Ayling on LibraryThing More than 1 year ago
I enjoyed this, but it isn't as good as the first book.Persepolis 2 starts directly after the first book and tells the story of how Marjane growing up as a teenager and a young woman, trying to find where her identity lay.She's an incredibly interesting sounding person, although I wonder what she's really like, outside of black and white pictures of her graphic novel?The first one was more humorous and the second more interesting. It is very interesting to see what lies beneath the veil, the hidden rebellion and individuals that perhaps we are not aware of in the western world.A worthwhile read but it didn't really grip me - but that might have been my current mood as I read it in between a lot of other books. Well written/drawn and a very personal, honest account of her life.

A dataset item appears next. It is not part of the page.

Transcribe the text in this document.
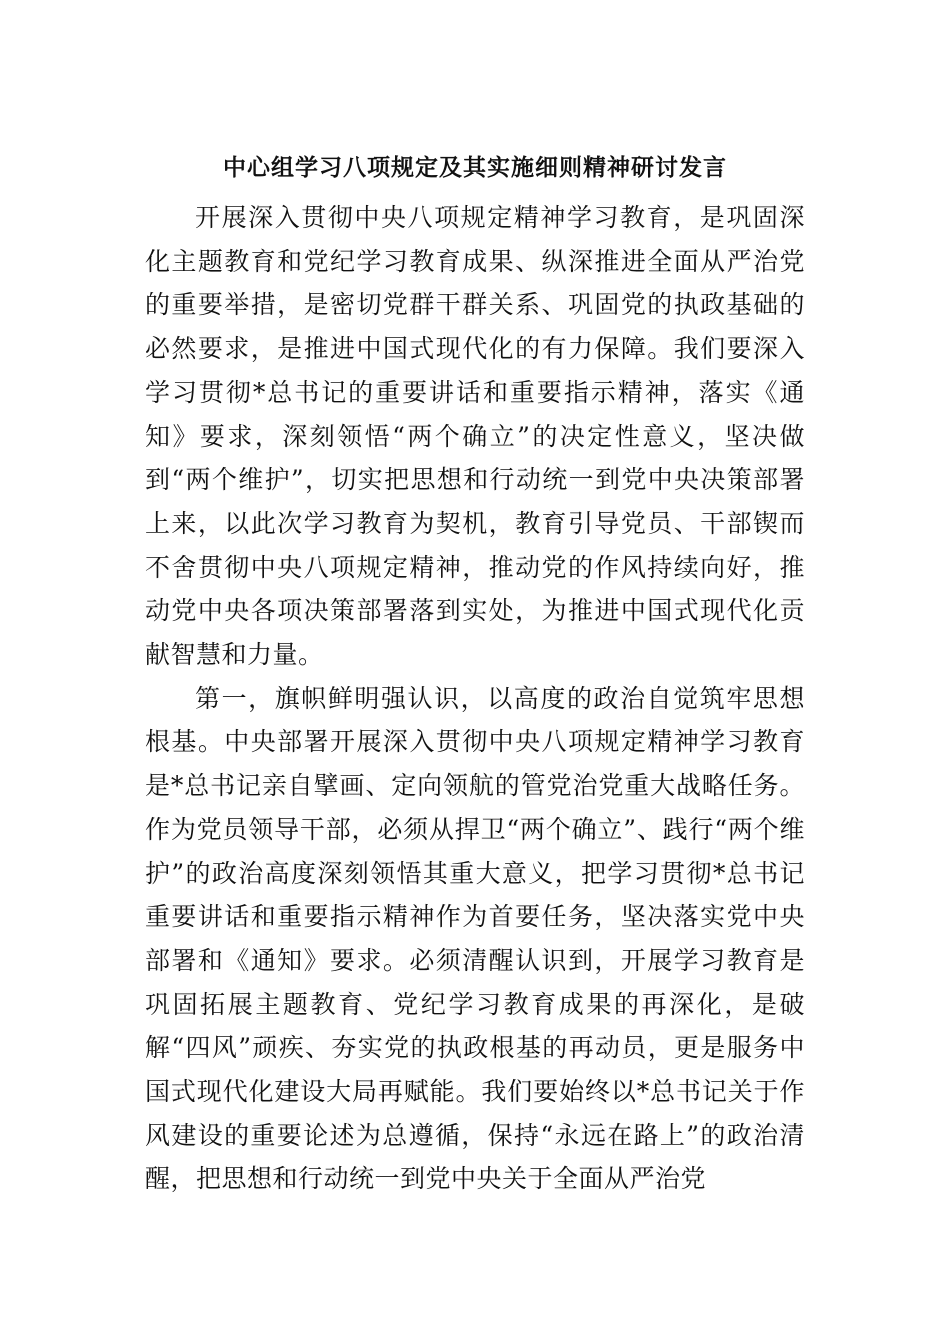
中心组学习八项规定及其实施细则精神研讨发言

开展深入贯彻中央八项规定精神学习教育，是巩固深化主题教育和党纪学习教育成果、纵深推进全面从严治党的重要举措，是密切党群干群关系、巩固党的执政基础的必然要求，是推进中国式现代化的有力保障。我们要深入学习贯彻*总书记的重要讲话和重要指示精神，落实《通知》要求，深刻领悟“两个确立”的决定性意义，坚决做到“两个维护”，切实把思想和行动统一到党中央决策部署上来，以此次学习教育为契机，教育引导党员、干部锲而不舍贯彻中央八项规定精神，推动党的作风持续向好，推动党中央各项决策部署落到实处，为推进中国式现代化贡献智慧和力量。

第一，旗帜鲜明强认识，以高度的政治自觉筑牢思想根基。中央部署开展深入贯彻中央八项规定精神学习教育是*总书记亲自擘画、定向领航的管党治党重大战略任务。作为党员领导干部，必须从捍卫“两个确立”、践行“两个维护”的政治高度深刻领悟其重大意义，把学习贯彻*总书记重要讲话和重要指示精神作为首要任务，坚决落实党中央部署和《通知》要求。必须清醒认识到，开展学习教育是巩固拓展主题教育、党纪学习教育成果的再深化，是破解“四风”顽疾、夯实党的执政根基的再动员，更是服务中国式现代化建设大局再赋能。我们要始终以*总书记关于作风建设的重要论述为总遵循，保持“永远在路上”的政治清醒，把思想和行动统一到党中央关于全面从严治党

dr_zirk on LibraryThing More than 1 year ago
While not quite as enjoyable as the first volume, Persepolis 2 is still a worthwhile read, since it profiles the author's moves back and forth between life in fundamentalist Iran and a more liberated, if equally frustrating, life in Western Europe. Satrapi isn't afraid to reveal her own shortcomings, including her occasional awful behavior towards other people. For me, this is what makes this volume less satisfying than the first - in this second installment, we meet a more mature and rounded narrator (the author), but we also get to know more of her flaws, and discover that she is a less likable person than the child of the first book. Nonetheless, Persepolis 2 is an engaging read, and a nice capstone to Satrapi's story.